GLOW tells the story of Ruth (Brie), an out-of-work actress who gets her last chance at stardom through female professional wrestling in 1980s Los Angeles. It follows the trials and tribulations of a diverse group of women who throw themselves into the ring — and into the spotlight.
In September 2019, Netflix announced that the show would be ending with season 4.
“All good things must come to a GLOWing end,” read the announcement from the show’s official Twitter account. “We’re coming back for a fourth and final season!”
Along with the announcement, Netflix released a video montage looking back at some of the most memorable moments from the show.
“Seeing these women struggle to use their bodies and learn something new — and we did,” Ruth said in the clip. “It saved me.”
“I feel like a goddamn superhero,” added Giplin’s Debbie.
GLOW had just begun production on season 4 when COVID-19 shut down Hollywood in March. The large ensemble cast of 20 people and the physicality of wrestling made it too risky to resume shooting.
Although season 4 was originally expected to be released in 2020, the earliest it could have returned would have been 2022 — nearly three years after season 3. Given the uncertainty of the global health crisis combined with the challenges of resuming production on the series, Netflix didn’t want to hold the cast members and crew indefinitely and prevent them from securing other jobs.

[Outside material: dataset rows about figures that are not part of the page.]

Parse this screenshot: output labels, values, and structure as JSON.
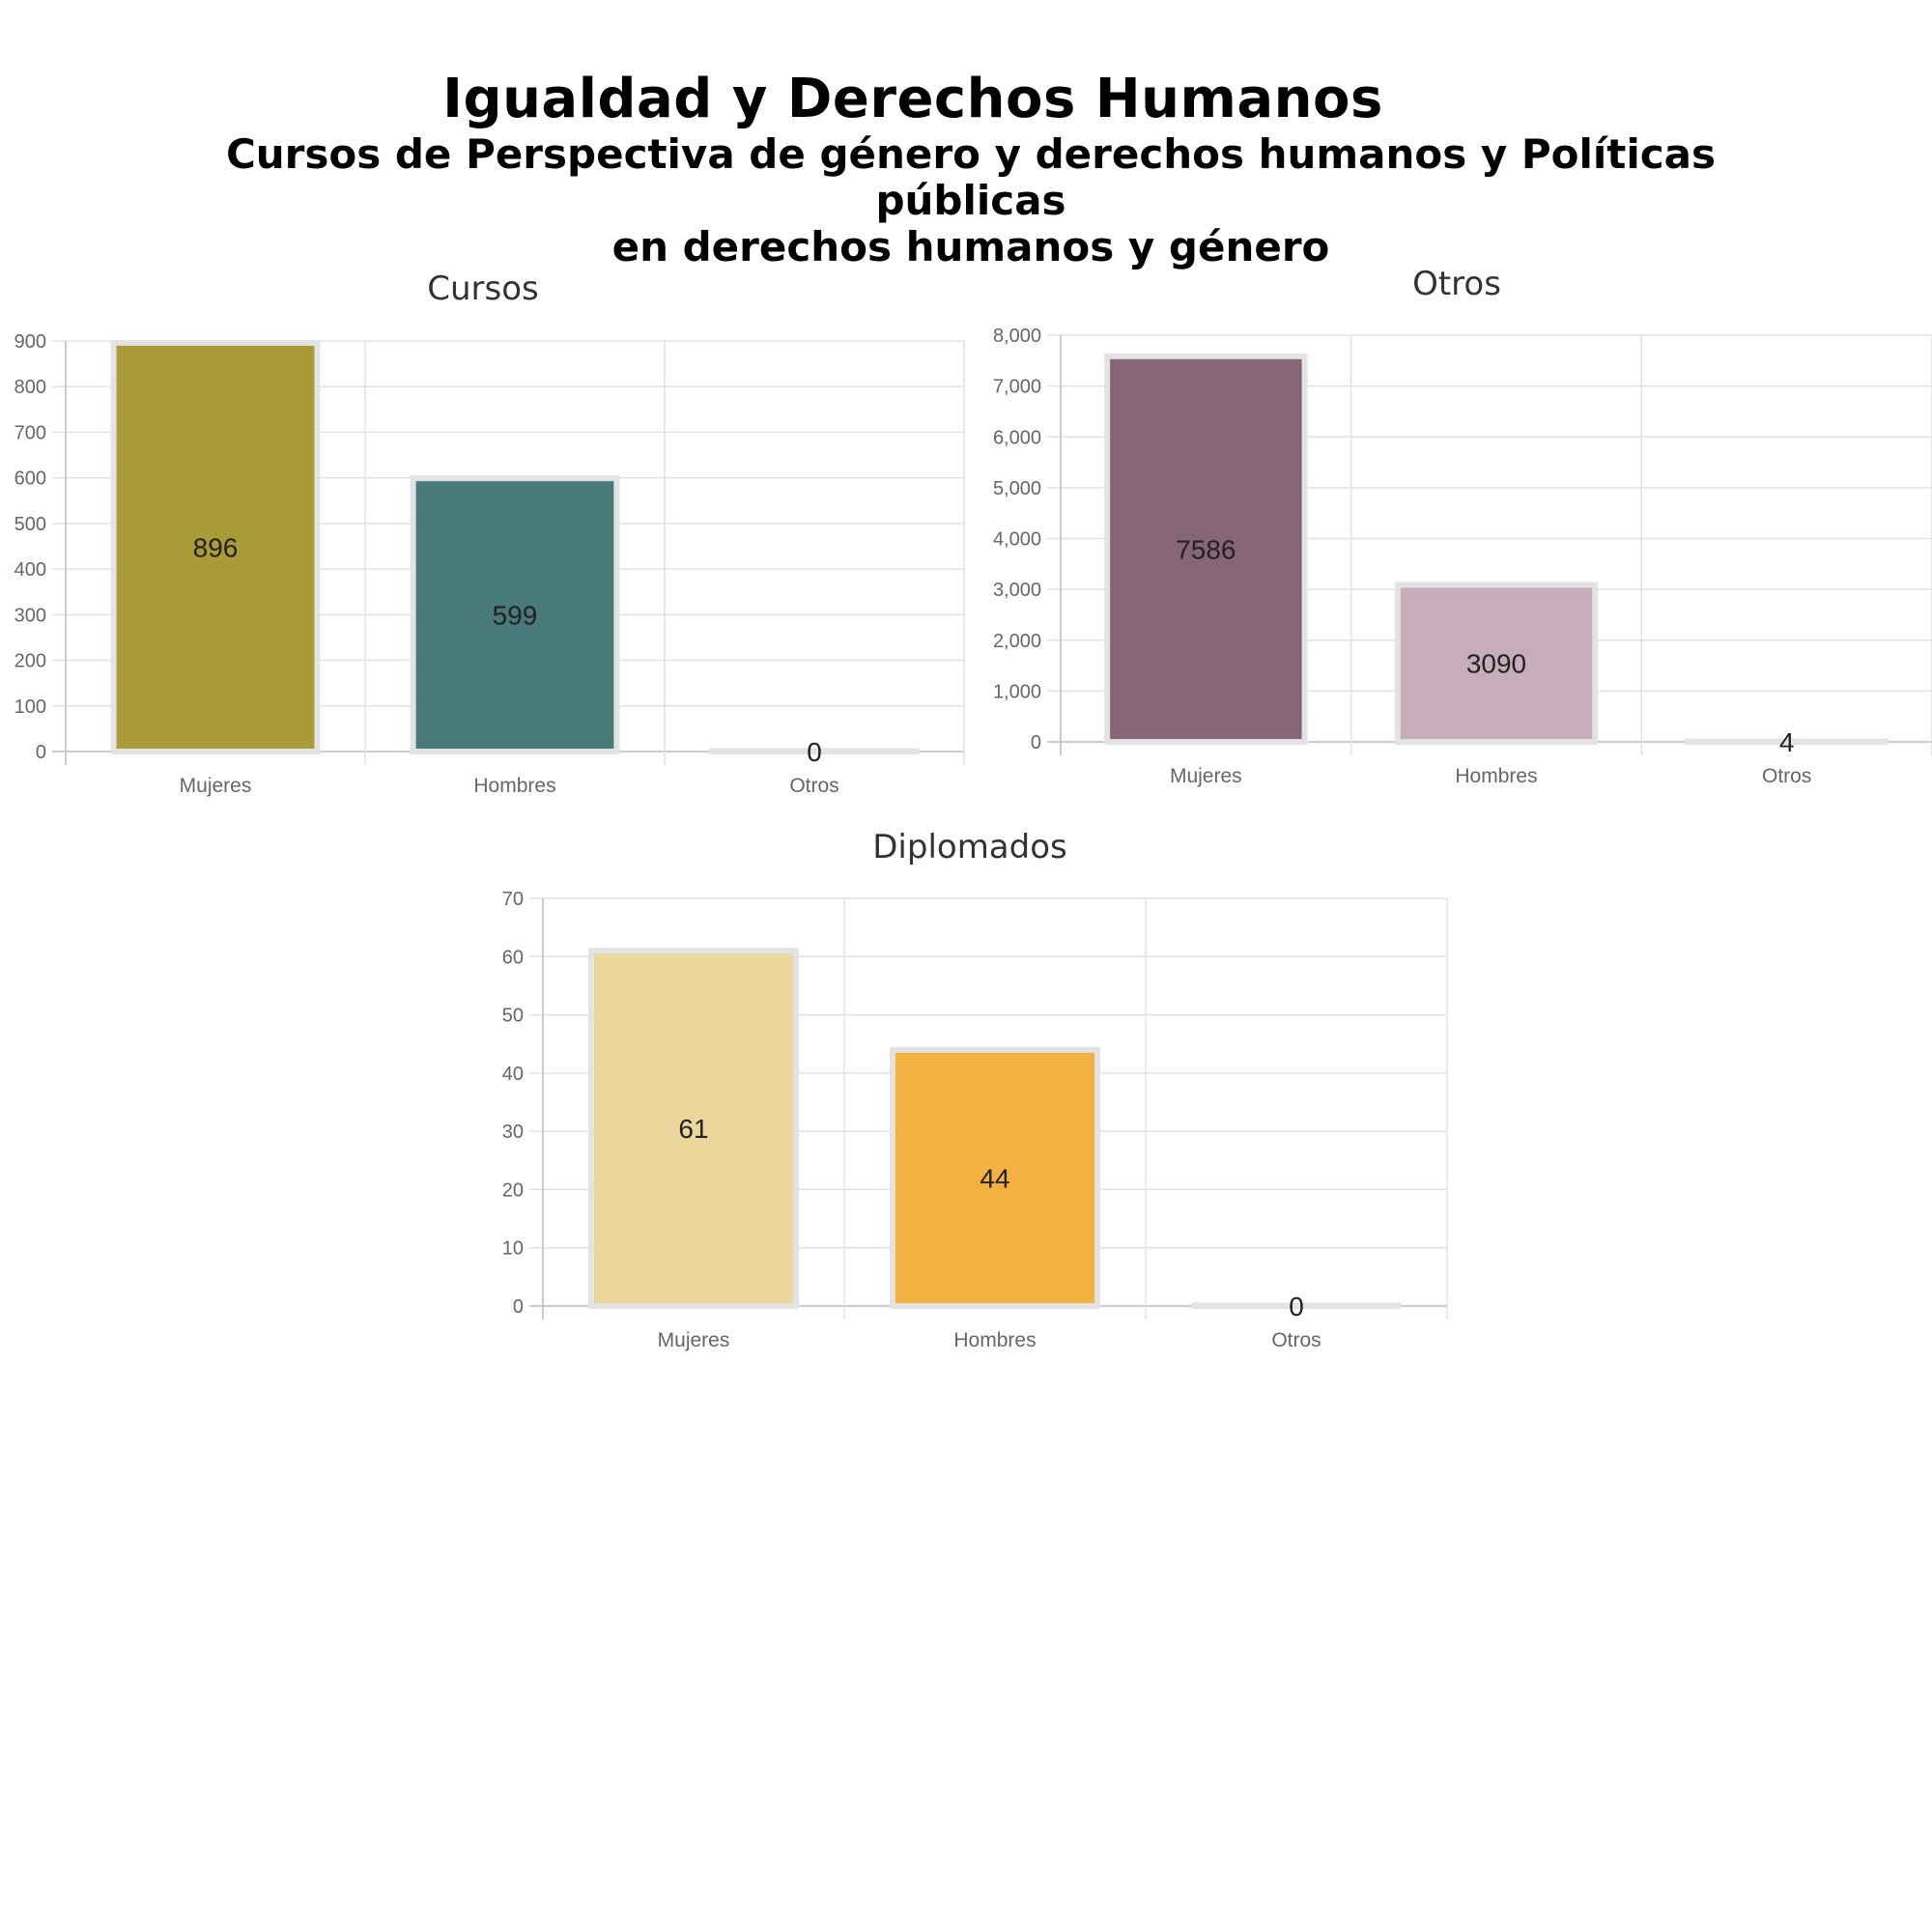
{
  "header": {
    "title": "Igualdad y Derechos Humanos",
    "subtitle_line1": "Cursos de Perspectiva de género y derechos humanos y Políticas públicas",
    "subtitle_line2": "en derechos humanos y género"
  },
  "chart_data": [
    {
      "type": "bar",
      "title": "Cursos",
      "categories": [
        "Mujeres",
        "Hombres",
        "Otros"
      ],
      "values": [
        896,
        599,
        0
      ],
      "data_labels": [
        "896",
        "599",
        "0"
      ],
      "colors": [
        "#a99c37",
        "#487a7b",
        "#a99c37"
      ],
      "ylim": [
        0,
        900
      ],
      "yticks": [
        0,
        100,
        200,
        300,
        400,
        500,
        600,
        700,
        800,
        900
      ],
      "ytick_labels": [
        "0",
        "100",
        "200",
        "300",
        "400",
        "500",
        "600",
        "700",
        "800",
        "900"
      ],
      "grid": true,
      "legend": "none"
    },
    {
      "type": "bar",
      "title": "Otros",
      "categories": [
        "Mujeres",
        "Hombres",
        "Otros"
      ],
      "values": [
        7586,
        3090,
        4
      ],
      "data_labels": [
        "7586",
        "3090",
        "4"
      ],
      "colors": [
        "#866577",
        "#c6adb9",
        "#c6adb9"
      ],
      "ylim": [
        0,
        8000
      ],
      "yticks": [
        0,
        1000,
        2000,
        3000,
        4000,
        5000,
        6000,
        7000,
        8000
      ],
      "ytick_labels": [
        "0",
        "1,000",
        "2,000",
        "3,000",
        "4,000",
        "5,000",
        "6,000",
        "7,000",
        "8,000"
      ],
      "grid": true,
      "legend": "none"
    },
    {
      "type": "bar",
      "title": "Diplomados",
      "categories": [
        "Mujeres",
        "Hombres",
        "Otros"
      ],
      "values": [
        61,
        44,
        0
      ],
      "data_labels": [
        "61",
        "44",
        "0"
      ],
      "colors": [
        "#ebd69c",
        "#f3b142",
        "#f3b142"
      ],
      "ylim": [
        0,
        70
      ],
      "yticks": [
        0,
        10,
        20,
        30,
        40,
        50,
        60,
        70
      ],
      "ytick_labels": [
        "0",
        "10",
        "20",
        "30",
        "40",
        "50",
        "60",
        "70"
      ],
      "grid": true,
      "legend": "none"
    }
  ]
}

The show was an instant hit among fans and critics, earning 18 Emmy nominations and scoring three wins from the Television Academy.
In July, Brie, 37, opened up to PEOPLE about GLOW, predicting that it would be one of the last TV series to go back to work.
“We’re a really physical show,” Brie said. “When we shut down, I was in a wrestling ring and was in mid-sweat on another person as we were gearing up to shoot a match. We definitely taste each other’s sweat fairly often.”
The actress said they filmed the first two episodes of the fourth and final season before they were forced to stop. “I don’t think we want to compromise creatively, given that it’s our final season. So I don’t think we’re going to be one of the first shows going back,” she said.
GLOW isn’t the only Netflix show canned thanks to COVID-19. In August, the streaming giant canceled The Society and I Am Not Okay With This, despite second seasons for both being greenlit prior to the pandemic.
If it were that big of a hit, we’re sure Netflix (and those counting on that check) would’ve been just fine waiting for production to resume.